The festival was launched in 2010 following the success of the Festival of Europe, which ran annually from 2007 to 2009. By 2011 over fifty activists, writers, intellectuals and artists were involved in the Transeurope Network, learning from previous festivals to plan the next. The 2011 festival was held in May in Amsterdam, Berlin, Bologna, Bratislava, Cardiff, Cluj-Napoca, Edinburgh, London, Lublin, Paris, Prague and Sofia. The main topics discussed included the rights of migrants, Roma integration, freedom of the press and a more just economy in the post-crisis era. That year the Danube Foundation arranged a lecture in Amsterdam on positive populism by Jan ter Burg and Eefje Blankevoort.
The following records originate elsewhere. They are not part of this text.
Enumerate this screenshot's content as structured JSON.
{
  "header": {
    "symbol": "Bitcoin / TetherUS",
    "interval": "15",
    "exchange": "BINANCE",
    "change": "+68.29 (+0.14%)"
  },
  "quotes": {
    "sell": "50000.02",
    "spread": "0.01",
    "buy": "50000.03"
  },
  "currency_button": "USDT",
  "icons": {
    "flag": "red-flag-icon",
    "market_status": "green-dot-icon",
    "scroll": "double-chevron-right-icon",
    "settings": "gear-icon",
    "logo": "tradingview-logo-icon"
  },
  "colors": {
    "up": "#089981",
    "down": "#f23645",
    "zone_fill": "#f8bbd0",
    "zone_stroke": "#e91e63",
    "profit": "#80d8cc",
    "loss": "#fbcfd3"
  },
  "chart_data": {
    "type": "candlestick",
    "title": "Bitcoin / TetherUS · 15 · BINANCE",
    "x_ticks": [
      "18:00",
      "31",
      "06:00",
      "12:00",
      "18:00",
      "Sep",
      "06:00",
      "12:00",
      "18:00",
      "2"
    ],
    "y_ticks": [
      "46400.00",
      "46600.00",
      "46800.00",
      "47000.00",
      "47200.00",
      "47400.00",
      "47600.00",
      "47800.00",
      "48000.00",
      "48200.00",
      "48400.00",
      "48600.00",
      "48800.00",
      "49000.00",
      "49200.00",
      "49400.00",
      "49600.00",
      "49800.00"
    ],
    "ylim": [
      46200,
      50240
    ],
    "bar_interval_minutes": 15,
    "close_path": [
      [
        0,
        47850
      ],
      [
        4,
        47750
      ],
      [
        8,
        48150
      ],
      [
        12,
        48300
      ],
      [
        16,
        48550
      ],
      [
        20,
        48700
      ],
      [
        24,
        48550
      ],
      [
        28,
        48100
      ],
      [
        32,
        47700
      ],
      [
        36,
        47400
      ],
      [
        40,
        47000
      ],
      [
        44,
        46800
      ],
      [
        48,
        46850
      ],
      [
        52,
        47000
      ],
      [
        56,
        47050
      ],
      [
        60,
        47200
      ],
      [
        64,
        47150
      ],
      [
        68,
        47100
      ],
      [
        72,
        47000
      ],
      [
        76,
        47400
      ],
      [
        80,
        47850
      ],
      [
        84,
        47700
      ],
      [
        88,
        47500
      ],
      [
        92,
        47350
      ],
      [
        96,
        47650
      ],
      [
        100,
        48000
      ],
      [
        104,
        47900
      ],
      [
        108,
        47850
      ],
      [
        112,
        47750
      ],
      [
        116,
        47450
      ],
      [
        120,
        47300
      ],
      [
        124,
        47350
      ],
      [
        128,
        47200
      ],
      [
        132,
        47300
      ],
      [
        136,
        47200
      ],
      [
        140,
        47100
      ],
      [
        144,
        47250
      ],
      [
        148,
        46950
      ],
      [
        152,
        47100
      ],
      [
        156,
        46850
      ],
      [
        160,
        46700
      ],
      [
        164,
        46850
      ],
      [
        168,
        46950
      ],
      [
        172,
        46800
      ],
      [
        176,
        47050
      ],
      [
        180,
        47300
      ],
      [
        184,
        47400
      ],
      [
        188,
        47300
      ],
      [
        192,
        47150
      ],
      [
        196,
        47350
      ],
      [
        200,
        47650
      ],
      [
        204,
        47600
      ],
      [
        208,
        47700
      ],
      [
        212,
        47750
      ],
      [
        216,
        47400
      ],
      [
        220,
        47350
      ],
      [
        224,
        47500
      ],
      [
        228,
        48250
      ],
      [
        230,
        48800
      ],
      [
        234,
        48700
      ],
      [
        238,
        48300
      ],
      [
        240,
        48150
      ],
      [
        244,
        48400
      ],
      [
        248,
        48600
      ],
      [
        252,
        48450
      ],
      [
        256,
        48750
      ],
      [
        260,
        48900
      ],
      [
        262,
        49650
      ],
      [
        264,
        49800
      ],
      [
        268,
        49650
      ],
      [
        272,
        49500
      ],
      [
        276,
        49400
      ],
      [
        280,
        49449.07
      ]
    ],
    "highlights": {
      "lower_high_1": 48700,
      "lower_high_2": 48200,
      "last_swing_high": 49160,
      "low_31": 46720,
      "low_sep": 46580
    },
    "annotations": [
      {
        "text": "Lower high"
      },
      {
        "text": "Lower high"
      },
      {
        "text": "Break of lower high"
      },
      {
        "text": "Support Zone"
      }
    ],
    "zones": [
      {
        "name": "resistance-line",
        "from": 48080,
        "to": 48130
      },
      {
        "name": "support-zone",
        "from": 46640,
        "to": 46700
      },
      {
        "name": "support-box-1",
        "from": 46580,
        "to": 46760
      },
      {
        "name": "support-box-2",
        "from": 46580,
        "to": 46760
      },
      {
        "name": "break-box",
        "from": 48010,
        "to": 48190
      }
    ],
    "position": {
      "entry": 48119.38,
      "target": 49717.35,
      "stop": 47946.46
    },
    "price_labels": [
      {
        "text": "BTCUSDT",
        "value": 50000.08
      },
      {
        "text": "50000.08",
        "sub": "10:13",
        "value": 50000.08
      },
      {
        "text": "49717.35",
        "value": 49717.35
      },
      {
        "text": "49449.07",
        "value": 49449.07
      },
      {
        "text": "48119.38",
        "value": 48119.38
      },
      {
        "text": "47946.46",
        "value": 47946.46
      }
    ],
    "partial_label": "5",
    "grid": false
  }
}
In Prague, discussion topics included "Deconstructing the Migration Experience in Central Europe"; "Citizenship 'Lite.' " and "Enacting European Citizenship to Guarantee Roma Rights."

The third Transeuropa Festival was held in May 2012 over a two-week period. Events were arranged in Amsterdam, Barcelona, Belgrade, Berlin, Bologna, Bratislava, Cluj-Napoca, London, Lublin, Paris, Prague, Rome, Sofia and Warsaw. Topics included economic instability, migration experiences, and new forms of democratic participation. In London the events included "The Hidden Tales of London", a theatrical monologue and talk, "Seeds of Democracy: Europe and the Balkans", a talk by academics, politicians and activists and talks on "The UK in Europe's Economy and Europe's Economy in the World". In Prague there was a screening of short Arab art movies. Five artists from China took part in the art exchange in Rome and Bologna. The festival closed with a European Forum in Rome attended by representatives from all the cities of the Festival.

The 2013 festival was put back to the month of October.
It was arranged by over 200 volunteers and activists in 13 European cities, and included performances, video screenings, forums and discussions.
Events were held in the same cities as in 2012 apart from Rome.
The final festival forum was scheduled for Berlin.

The 2015 festival took place across Europe in September, culminating in Belgrade 1–5 October.
A transnational reading of Hannah Arendt’s ‘The Origins of Totalitarianism’ will be staged in support of Cuban artist and activist, Tania Bruguera.

The 2017 festival took place in Madrid in October.

The 2019 festival took place in Palermo in November.